In 2009, via a special provision in the Clean Air Act, California was granted a waiver to enact tougher controls on greenhouse gas emissions. The EPA could be setting up a new battle between California and the federal government if the agency tries to revoke that waiver.

California’s Air Resources Board (CARB) developed an Advanced Clean Cars program, including mandates to reduce greenhouse gases and smog-forming contaminants from vehicles. Cutting vehicle emissions is a key part of California’s goal of slashing carbon emissions 40 percent below 1990 levels by 2030. Thirteen states and the District of Columbia also follow California’s more stringent rules.

Pruitt had been a zealous defender of states’ rights when he was Oklahoma’s attorney general, but he may not be that staunch a supporter of those rights in California’s actions to reduce greenhouse gas emissions. Although EPA’s Monday decision did not mention California’s waiver, Pruitt’s public statements suggest that the EPA will make it harder for California to justify its own standards. On Monday Pruitt said, “Cooperative federalism doesn’t mean that one state can dictate standards for the rest of the country.” He also said he looks forward to “partnering with all states, including California, as we work to finalize that standard.”

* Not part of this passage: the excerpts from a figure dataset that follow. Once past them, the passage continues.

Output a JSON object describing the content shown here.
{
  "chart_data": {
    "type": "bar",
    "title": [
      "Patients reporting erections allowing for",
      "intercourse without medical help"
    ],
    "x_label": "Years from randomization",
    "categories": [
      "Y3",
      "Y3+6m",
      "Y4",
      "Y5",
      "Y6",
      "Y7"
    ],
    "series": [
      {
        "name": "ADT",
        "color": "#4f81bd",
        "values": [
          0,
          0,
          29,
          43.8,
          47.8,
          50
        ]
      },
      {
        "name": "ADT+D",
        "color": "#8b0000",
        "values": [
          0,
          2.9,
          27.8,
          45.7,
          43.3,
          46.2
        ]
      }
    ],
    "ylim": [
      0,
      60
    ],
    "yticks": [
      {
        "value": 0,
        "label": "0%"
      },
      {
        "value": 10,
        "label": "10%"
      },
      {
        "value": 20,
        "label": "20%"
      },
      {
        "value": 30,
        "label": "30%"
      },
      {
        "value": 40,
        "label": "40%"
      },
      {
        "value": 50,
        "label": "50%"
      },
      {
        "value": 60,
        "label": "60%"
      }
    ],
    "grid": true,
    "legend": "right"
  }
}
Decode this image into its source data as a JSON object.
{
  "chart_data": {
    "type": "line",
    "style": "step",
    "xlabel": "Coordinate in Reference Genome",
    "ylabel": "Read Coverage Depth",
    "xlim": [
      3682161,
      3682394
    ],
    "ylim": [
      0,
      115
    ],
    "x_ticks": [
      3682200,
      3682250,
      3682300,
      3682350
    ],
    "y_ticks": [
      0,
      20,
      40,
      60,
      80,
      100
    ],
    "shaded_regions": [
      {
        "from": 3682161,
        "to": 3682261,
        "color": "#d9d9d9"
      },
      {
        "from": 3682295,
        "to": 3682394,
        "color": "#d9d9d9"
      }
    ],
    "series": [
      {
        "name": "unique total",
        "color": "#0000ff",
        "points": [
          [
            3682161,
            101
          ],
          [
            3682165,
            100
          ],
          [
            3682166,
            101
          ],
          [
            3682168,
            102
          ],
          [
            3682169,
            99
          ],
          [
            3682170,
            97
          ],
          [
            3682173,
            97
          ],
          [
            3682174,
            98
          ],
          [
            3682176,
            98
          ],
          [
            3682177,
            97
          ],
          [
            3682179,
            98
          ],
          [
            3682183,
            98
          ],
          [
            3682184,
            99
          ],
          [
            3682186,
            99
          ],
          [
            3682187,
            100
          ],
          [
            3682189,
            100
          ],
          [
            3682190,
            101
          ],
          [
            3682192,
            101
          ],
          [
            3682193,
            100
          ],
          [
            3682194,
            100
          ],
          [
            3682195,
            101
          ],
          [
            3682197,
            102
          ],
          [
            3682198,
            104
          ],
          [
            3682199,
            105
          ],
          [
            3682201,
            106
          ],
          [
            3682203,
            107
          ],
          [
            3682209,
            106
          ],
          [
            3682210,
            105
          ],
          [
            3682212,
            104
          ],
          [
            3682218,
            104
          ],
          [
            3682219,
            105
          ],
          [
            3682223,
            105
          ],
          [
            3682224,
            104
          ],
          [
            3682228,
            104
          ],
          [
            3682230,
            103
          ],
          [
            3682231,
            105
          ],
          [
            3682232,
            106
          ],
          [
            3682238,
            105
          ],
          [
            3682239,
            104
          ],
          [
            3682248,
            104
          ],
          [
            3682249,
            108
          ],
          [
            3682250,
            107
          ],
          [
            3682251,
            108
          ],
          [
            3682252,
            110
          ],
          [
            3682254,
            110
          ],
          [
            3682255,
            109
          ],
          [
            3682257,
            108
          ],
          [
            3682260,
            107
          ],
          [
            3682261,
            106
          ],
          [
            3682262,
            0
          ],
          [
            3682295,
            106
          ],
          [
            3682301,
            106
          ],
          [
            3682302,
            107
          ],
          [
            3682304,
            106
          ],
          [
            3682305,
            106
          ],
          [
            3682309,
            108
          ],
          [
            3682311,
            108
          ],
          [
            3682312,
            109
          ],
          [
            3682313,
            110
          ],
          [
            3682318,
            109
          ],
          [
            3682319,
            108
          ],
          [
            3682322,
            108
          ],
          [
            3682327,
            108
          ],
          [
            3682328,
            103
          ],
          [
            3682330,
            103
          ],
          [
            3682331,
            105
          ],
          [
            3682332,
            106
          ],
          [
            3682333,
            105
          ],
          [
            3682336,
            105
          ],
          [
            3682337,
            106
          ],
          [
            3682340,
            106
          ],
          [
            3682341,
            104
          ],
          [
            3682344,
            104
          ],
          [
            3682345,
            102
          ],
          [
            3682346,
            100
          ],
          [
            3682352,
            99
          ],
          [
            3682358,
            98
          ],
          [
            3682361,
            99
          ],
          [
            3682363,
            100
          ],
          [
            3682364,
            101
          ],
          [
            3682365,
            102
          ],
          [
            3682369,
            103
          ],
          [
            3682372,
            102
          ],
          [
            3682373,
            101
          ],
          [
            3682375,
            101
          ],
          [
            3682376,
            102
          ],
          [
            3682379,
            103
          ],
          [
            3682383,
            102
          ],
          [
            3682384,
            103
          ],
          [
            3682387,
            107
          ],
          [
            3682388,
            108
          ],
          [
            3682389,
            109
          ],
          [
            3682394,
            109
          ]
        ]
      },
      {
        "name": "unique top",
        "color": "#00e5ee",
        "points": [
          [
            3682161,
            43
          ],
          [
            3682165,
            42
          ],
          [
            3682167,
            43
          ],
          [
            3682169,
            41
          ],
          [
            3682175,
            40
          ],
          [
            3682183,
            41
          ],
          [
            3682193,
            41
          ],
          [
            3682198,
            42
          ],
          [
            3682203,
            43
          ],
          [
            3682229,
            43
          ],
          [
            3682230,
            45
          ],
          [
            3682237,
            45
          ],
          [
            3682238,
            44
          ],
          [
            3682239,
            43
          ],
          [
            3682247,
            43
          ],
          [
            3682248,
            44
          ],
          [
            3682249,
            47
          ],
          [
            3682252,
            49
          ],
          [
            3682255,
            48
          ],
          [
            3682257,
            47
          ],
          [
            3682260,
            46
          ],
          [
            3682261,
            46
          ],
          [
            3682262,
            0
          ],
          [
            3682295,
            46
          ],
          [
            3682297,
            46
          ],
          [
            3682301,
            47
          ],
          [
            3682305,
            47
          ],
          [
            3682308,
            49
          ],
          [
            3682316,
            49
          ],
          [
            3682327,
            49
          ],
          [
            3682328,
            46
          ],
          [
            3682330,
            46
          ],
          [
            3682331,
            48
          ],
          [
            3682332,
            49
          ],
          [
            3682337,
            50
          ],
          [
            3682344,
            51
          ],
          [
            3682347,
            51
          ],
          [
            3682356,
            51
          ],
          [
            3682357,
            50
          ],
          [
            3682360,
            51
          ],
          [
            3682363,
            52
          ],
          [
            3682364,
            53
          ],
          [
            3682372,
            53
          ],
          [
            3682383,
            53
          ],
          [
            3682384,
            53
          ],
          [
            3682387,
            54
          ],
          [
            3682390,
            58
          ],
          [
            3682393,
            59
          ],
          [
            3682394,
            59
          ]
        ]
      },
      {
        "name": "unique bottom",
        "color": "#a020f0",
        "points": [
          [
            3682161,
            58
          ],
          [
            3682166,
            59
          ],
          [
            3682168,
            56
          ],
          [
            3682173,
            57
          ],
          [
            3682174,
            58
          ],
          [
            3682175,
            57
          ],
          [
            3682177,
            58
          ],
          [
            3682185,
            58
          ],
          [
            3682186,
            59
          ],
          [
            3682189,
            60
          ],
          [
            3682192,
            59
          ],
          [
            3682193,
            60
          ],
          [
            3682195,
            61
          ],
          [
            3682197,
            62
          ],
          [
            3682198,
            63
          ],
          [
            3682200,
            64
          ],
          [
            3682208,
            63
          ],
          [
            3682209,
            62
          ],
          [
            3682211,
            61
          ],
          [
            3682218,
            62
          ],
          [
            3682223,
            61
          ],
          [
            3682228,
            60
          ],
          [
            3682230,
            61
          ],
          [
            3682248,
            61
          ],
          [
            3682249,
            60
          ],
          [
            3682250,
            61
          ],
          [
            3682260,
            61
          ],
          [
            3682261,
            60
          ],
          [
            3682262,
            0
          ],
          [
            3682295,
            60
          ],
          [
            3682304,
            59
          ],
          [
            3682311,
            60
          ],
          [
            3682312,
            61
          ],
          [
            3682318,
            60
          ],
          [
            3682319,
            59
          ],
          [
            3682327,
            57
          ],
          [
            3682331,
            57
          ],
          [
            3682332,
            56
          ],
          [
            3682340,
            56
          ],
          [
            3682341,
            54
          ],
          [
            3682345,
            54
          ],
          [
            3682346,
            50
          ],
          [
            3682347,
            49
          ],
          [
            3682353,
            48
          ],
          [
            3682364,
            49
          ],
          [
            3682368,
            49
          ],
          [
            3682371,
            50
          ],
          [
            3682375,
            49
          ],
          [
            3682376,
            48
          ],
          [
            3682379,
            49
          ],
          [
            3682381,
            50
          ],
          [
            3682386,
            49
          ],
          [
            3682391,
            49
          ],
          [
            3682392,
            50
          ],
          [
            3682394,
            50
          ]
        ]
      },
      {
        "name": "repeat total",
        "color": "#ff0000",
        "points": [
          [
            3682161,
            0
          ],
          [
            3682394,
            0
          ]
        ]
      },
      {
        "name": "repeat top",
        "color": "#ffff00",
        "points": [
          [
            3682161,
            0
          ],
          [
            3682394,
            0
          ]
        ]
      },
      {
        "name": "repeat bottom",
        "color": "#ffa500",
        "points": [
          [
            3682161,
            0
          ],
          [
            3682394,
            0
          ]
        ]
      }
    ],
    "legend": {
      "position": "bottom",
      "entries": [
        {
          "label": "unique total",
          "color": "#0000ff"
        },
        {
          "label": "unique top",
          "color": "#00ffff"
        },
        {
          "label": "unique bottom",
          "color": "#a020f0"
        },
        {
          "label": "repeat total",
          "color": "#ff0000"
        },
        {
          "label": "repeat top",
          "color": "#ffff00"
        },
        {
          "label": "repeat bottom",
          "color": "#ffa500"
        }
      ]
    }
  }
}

“Historically the EPA has said that California has compelling reasons, meaning it [has] worse air quality, for enacting stricter rules,” said Sean Hecht, co-executive director of the Emmett Institute on Climate Change and the Environment at the University of California, Los Angeles Law School. “The federal government could put a higher burden on California to prove it deserves a waiver, or it could simply say, as the Bush administration did, that California doesn’t deserve a waiver.”

Governor Jerry Brown slammed the EPA’s decision as a “cynical and meretricious abuse of power.” California Attorney General Xavier Becerra has said he will sue the EPA over any attempt to weaken vehicle fuel efficiency standards.

Clean energy advocates say relaxing vehicle efficiency rules could put the U.S. at a competitive disadvantage worldwide. Developing more electric and hybrid vehicles is critical for companies to reach the corporate average fuel economy standard set during the Obama administration. Two automakers, Ford and Honda, have signaled that they’re not on board with attempts to weaken standards. Volvo, for its part, has pledged to offer multiple electric vehicles in the 2020 model year. China is already claiming leadership in electric and hybrid vehicles.

“Possibly a transition to alternative fuel vehicles will happen without regulation, and there’s already a movement in that direction,” Hecht said. “But the most effective way to make change happen faster, whether it’s by adding airbags or even seatbelts, is through regulation.”